Narrative seems to have gone out of fashion. It doesn’t seem to be taught, and no one seems to really get what it is. So let’s make it easy.
Merriam-Webster gives us the root for narrative/narrating as the “Latin narratus, past participle of narrare, from Latin gnarus knowing; akin to Latin gnoscere, noscere to know.”
This means it’s basically the author telling the reader the information the author knows, which the reader also needs to know. And now you ask, what does the reader need to know, and when does the reader need it, and how much does the reader need. This is where narrative becomes an art.
There is no exact formula for what is enough telling.
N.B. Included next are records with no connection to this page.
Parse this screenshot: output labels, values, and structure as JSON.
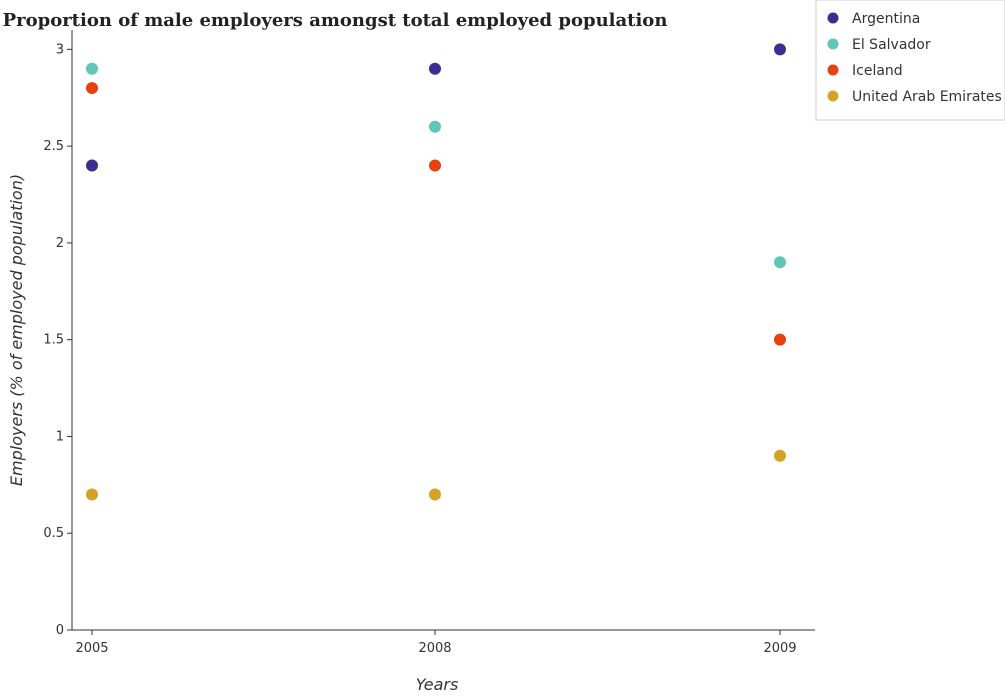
{
  "chart_data": {
    "type": "scatter",
    "title": "Proportion of male employers amongst total employed population",
    "xlabel": "Years",
    "ylabel": "Employers (% of employed population)",
    "categories": [
      "2005",
      "2008",
      "2009"
    ],
    "ylim": [
      0,
      3.1
    ],
    "yticks": [
      "0",
      "0.5",
      "1",
      "1.5",
      "2",
      "2.5",
      "3"
    ],
    "grid": false,
    "legend_position": "top-right",
    "series": [
      {
        "name": "Argentina",
        "color": "#3a2f8f",
        "values": [
          2.4,
          2.9,
          3.0
        ]
      },
      {
        "name": "El Salvador",
        "color": "#5fc7b7",
        "values": [
          2.9,
          2.6,
          1.9
        ]
      },
      {
        "name": "Iceland",
        "color": "#e8410d",
        "values": [
          2.8,
          2.4,
          1.5
        ]
      },
      {
        "name": "United Arab Emirates",
        "color": "#d4a326",
        "values": [
          0.7,
          0.7,
          0.9
        ]
      }
    ]
  }
}
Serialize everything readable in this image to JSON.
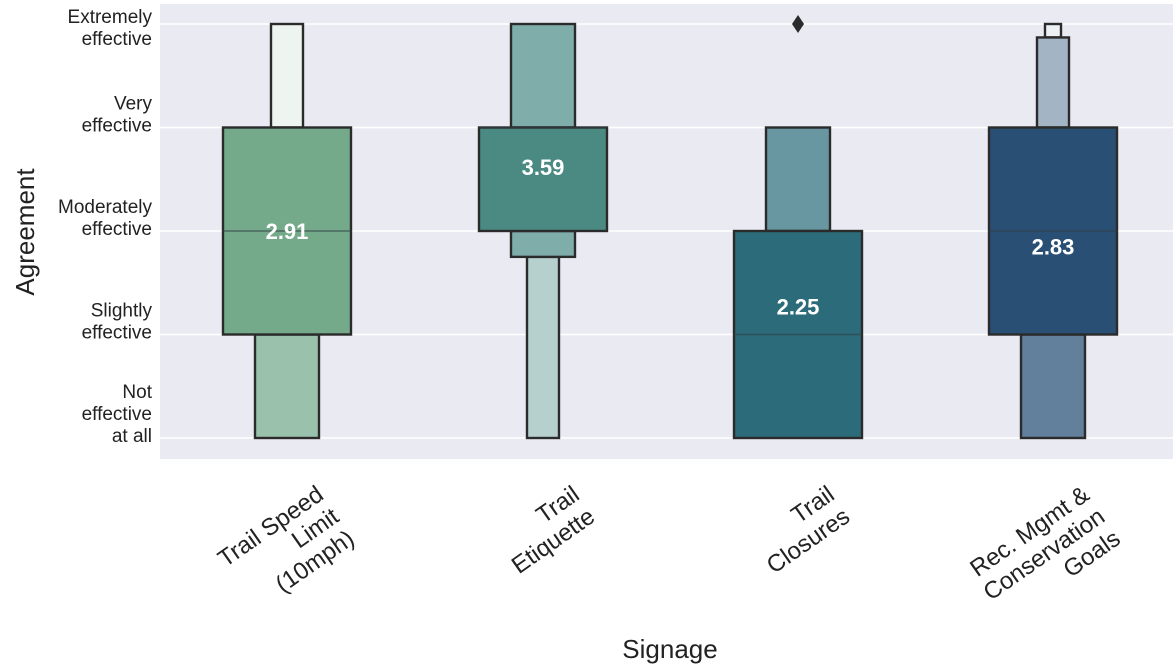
{
  "chart_data": {
    "type": "boxen",
    "title": "",
    "xlabel": "Signage",
    "ylabel": "Agreement",
    "ylim": [
      1,
      5
    ],
    "grid": true,
    "y_ticks": [
      {
        "value": 1,
        "lines": [
          "Not",
          "effective",
          "at all"
        ]
      },
      {
        "value": 2,
        "lines": [
          "Slightly",
          "effective"
        ]
      },
      {
        "value": 3,
        "lines": [
          "Moderately",
          "effective"
        ]
      },
      {
        "value": 4,
        "lines": [
          "Very",
          "effective"
        ]
      },
      {
        "value": 5,
        "lines": [
          "Extremely",
          "effective"
        ]
      }
    ],
    "categories": [
      {
        "lines": [
          "Trail Speed",
          "Limit",
          "(10mph)"
        ]
      },
      {
        "lines": [
          "Trail",
          "Etiquette"
        ]
      },
      {
        "lines": [
          "Trail",
          "Closures"
        ]
      },
      {
        "lines": [
          "Rec. Mgmt &",
          "Conservation",
          "Goals"
        ]
      }
    ],
    "series": [
      {
        "mean_label": "2.91",
        "median": 3,
        "label_value": 3.0,
        "boxes": [
          {
            "low": 2,
            "high": 4,
            "level": 0,
            "color": "#74a98a"
          },
          {
            "low": 1,
            "high": 2,
            "level": 1,
            "color": "#99c1ab"
          },
          {
            "low": 4,
            "high": 5,
            "level": 2,
            "color": "#eef5f0"
          }
        ],
        "outliers": []
      },
      {
        "mean_label": "3.59",
        "median": 4,
        "label_value": 3.62,
        "boxes": [
          {
            "low": 3,
            "high": 4,
            "level": 0,
            "color": "#4a8a83"
          },
          {
            "low": 2.75,
            "high": 3,
            "level": 1,
            "color": "#7fadaa"
          },
          {
            "low": 4,
            "high": 5,
            "level": 1,
            "color": "#7fadaa"
          },
          {
            "low": 1,
            "high": 2.75,
            "level": 2,
            "color": "#b6d0ce"
          }
        ],
        "outliers": []
      },
      {
        "mean_label": "2.25",
        "median": 2,
        "label_value": 2.27,
        "boxes": [
          {
            "low": 1,
            "high": 3,
            "level": 0,
            "color": "#2c6b79"
          },
          {
            "low": 3,
            "high": 4,
            "level": 1,
            "color": "#6897a2"
          }
        ],
        "outliers": [
          5
        ]
      },
      {
        "mean_label": "2.83",
        "median": 3,
        "label_value": 2.85,
        "boxes": [
          {
            "low": 2,
            "high": 4,
            "level": 0,
            "color": "#2a4f74"
          },
          {
            "low": 1,
            "high": 2,
            "level": 1,
            "color": "#627f9b"
          },
          {
            "low": 4,
            "high": 4.87,
            "level": 2,
            "color": "#a3b5c5"
          },
          {
            "low": 4.87,
            "high": 5,
            "level": 3,
            "color": "#eef1f4"
          }
        ],
        "outliers": []
      }
    ]
  }
}
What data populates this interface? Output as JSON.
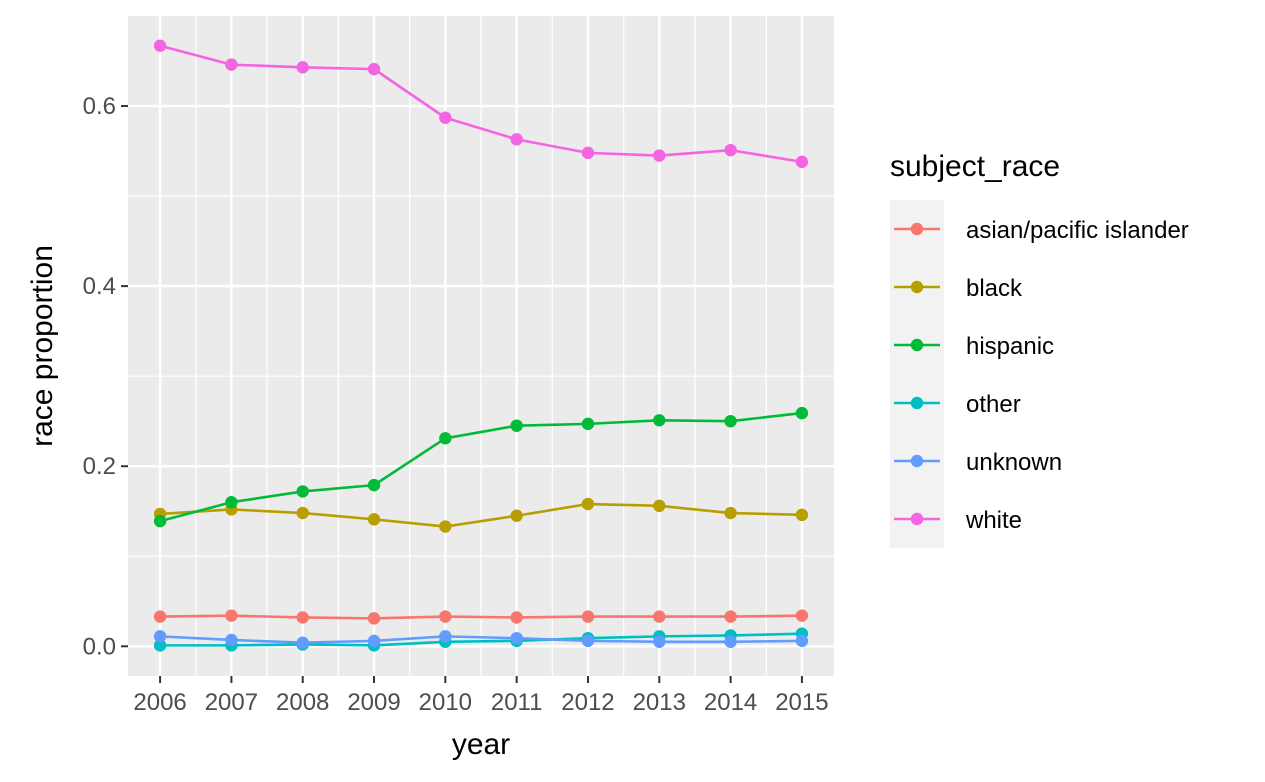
{
  "chart_data": {
    "type": "line",
    "title": "",
    "xlabel": "year",
    "ylabel": "race proportion",
    "x": [
      2006,
      2007,
      2008,
      2009,
      2010,
      2011,
      2012,
      2013,
      2014,
      2015
    ],
    "x_tick_labels": [
      "2006",
      "2007",
      "2008",
      "2009",
      "2010",
      "2011",
      "2012",
      "2013",
      "2014",
      "2015"
    ],
    "y_ticks": [
      0.0,
      0.2,
      0.4,
      0.6
    ],
    "y_tick_labels": [
      "0.0",
      "0.2",
      "0.4",
      "0.6"
    ],
    "ylim": [
      -0.033,
      0.7
    ],
    "grid": true,
    "legend": {
      "title": "subject_race",
      "position": "right"
    },
    "series": [
      {
        "name": "asian/pacific islander",
        "color": "#F8766D",
        "values": [
          0.033,
          0.034,
          0.032,
          0.031,
          0.033,
          0.032,
          0.033,
          0.033,
          0.033,
          0.034
        ]
      },
      {
        "name": "black",
        "color": "#B79F00",
        "values": [
          0.147,
          0.152,
          0.148,
          0.141,
          0.133,
          0.145,
          0.158,
          0.156,
          0.148,
          0.146
        ]
      },
      {
        "name": "hispanic",
        "color": "#00BA38",
        "values": [
          0.139,
          0.16,
          0.172,
          0.179,
          0.231,
          0.245,
          0.247,
          0.251,
          0.25,
          0.259
        ]
      },
      {
        "name": "other",
        "color": "#00BFC4",
        "values": [
          0.001,
          0.001,
          0.002,
          0.001,
          0.005,
          0.006,
          0.009,
          0.011,
          0.012,
          0.014
        ]
      },
      {
        "name": "unknown",
        "color": "#619CFF",
        "values": [
          0.011,
          0.007,
          0.004,
          0.006,
          0.011,
          0.009,
          0.006,
          0.005,
          0.005,
          0.006
        ]
      },
      {
        "name": "white",
        "color": "#F564E3",
        "values": [
          0.667,
          0.646,
          0.643,
          0.641,
          0.587,
          0.563,
          0.548,
          0.545,
          0.551,
          0.538
        ]
      }
    ]
  }
}
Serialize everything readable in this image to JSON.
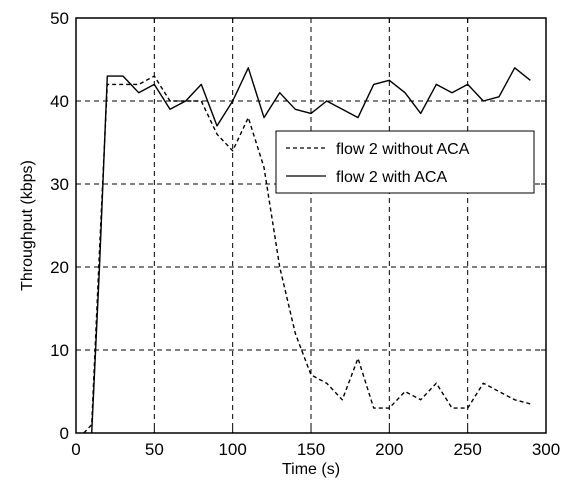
{
  "chart_data": {
    "type": "line",
    "xlabel": "Time (s)",
    "ylabel": "Throughput (kbps)",
    "xlim": [
      0,
      300
    ],
    "ylim": [
      0,
      50
    ],
    "xticks": [
      0,
      50,
      100,
      150,
      200,
      250,
      300
    ],
    "yticks": [
      0,
      10,
      20,
      30,
      40,
      50
    ],
    "grid": true,
    "legend_position": "right",
    "series": [
      {
        "name": "flow 2 without ACA",
        "style": "dashed",
        "color": "#000000",
        "x": [
          5,
          10,
          15,
          20,
          30,
          40,
          50,
          60,
          70,
          80,
          90,
          100,
          110,
          120,
          130,
          140,
          150,
          160,
          170,
          180,
          190,
          200,
          210,
          220,
          230,
          240,
          250,
          260,
          270,
          280,
          290
        ],
        "y": [
          0,
          1,
          22,
          42,
          42,
          42,
          43,
          40,
          40,
          40,
          36,
          34,
          38,
          32,
          20,
          12,
          7,
          6,
          4,
          9,
          3,
          3,
          5,
          4,
          6,
          3,
          3,
          6,
          5,
          4,
          3.5
        ]
      },
      {
        "name": "flow 2 with ACA",
        "style": "solid",
        "color": "#000000",
        "x": [
          10,
          15,
          20,
          30,
          40,
          50,
          60,
          70,
          80,
          90,
          100,
          110,
          120,
          130,
          140,
          150,
          160,
          170,
          180,
          190,
          200,
          210,
          220,
          230,
          240,
          250,
          260,
          270,
          280,
          290
        ],
        "y": [
          0,
          20,
          43,
          43,
          41,
          42,
          39,
          40,
          42,
          37,
          40,
          44,
          38,
          41,
          39,
          38.5,
          40,
          39,
          38,
          42,
          42.5,
          41,
          38.5,
          42,
          41,
          42,
          40,
          40.5,
          44,
          42.5
        ]
      }
    ]
  }
}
However, readers always need to know:
– Where are we? (Place and world – the reader needs to be placed into the scene, otherwise it’s confusing to the reader. Do not throw your readers into the deep end without giving them some help.)
– When are we? (What’s the era, the time of the year, the month, the day, the hour? We need everything that helps the reader settle into the scene as if this moment in time really exists.)
– Who is here? (An introduction to the characters, particularly to the main characters for that scene, and for the story.)
– Why are we were? (This doesn’t have to be greatly detailed information, but you need enough details to make a reader care. Think of it this way—too little and you starve the reader’s imagination; too much and the reader quickly fills up and drops the book down.)
All this needs to be woven together, stitched in with careful threads, not dumped on the reader in big clumps. Or, to put it another way, feed the reader your telling—your narrative—with a teaspoon, not a soup bowl.
Good narrative does a lot of things for you:
– It condenses information, which helps keep the pace of the story moving forward.
– It weaves in backstory and plot exposition, so you don’t have to have huge info dumps.
– It allows touches of your author voice to add atmosphere and mood to a story.
– It allows you, the author, to set the scene for the reader, thereby setting expectations about the story—you’re basically setting up the reader to enjoy the story (and not have to work too hard).
Bad narrative also does a lot of things for you, but worst of all, poor narrative is awkward, verbose and tends to make a reader put down the book.
So how do you know if your narrative—your story telling—is working?
– Have someone else read the story—and just have them make an X on the page every time their attention starts to wander. That’s a place where the telling is probably getting to overload.
– Look at the balance of action (showing) to telling—go through with a colored marker and make sure you’re not telling too much.
– Use the story telling to move into and out of scenes (for transitions). Within a scene, cut the telling and only show your characters in action. Only tell if you must to clarify action, intent, or motivations (and even then look for better ways to show this instead of tell).
Most of all, if it works, don’t fix it. But if it doesn’t work, time to get back to edits to make the story work for the reader.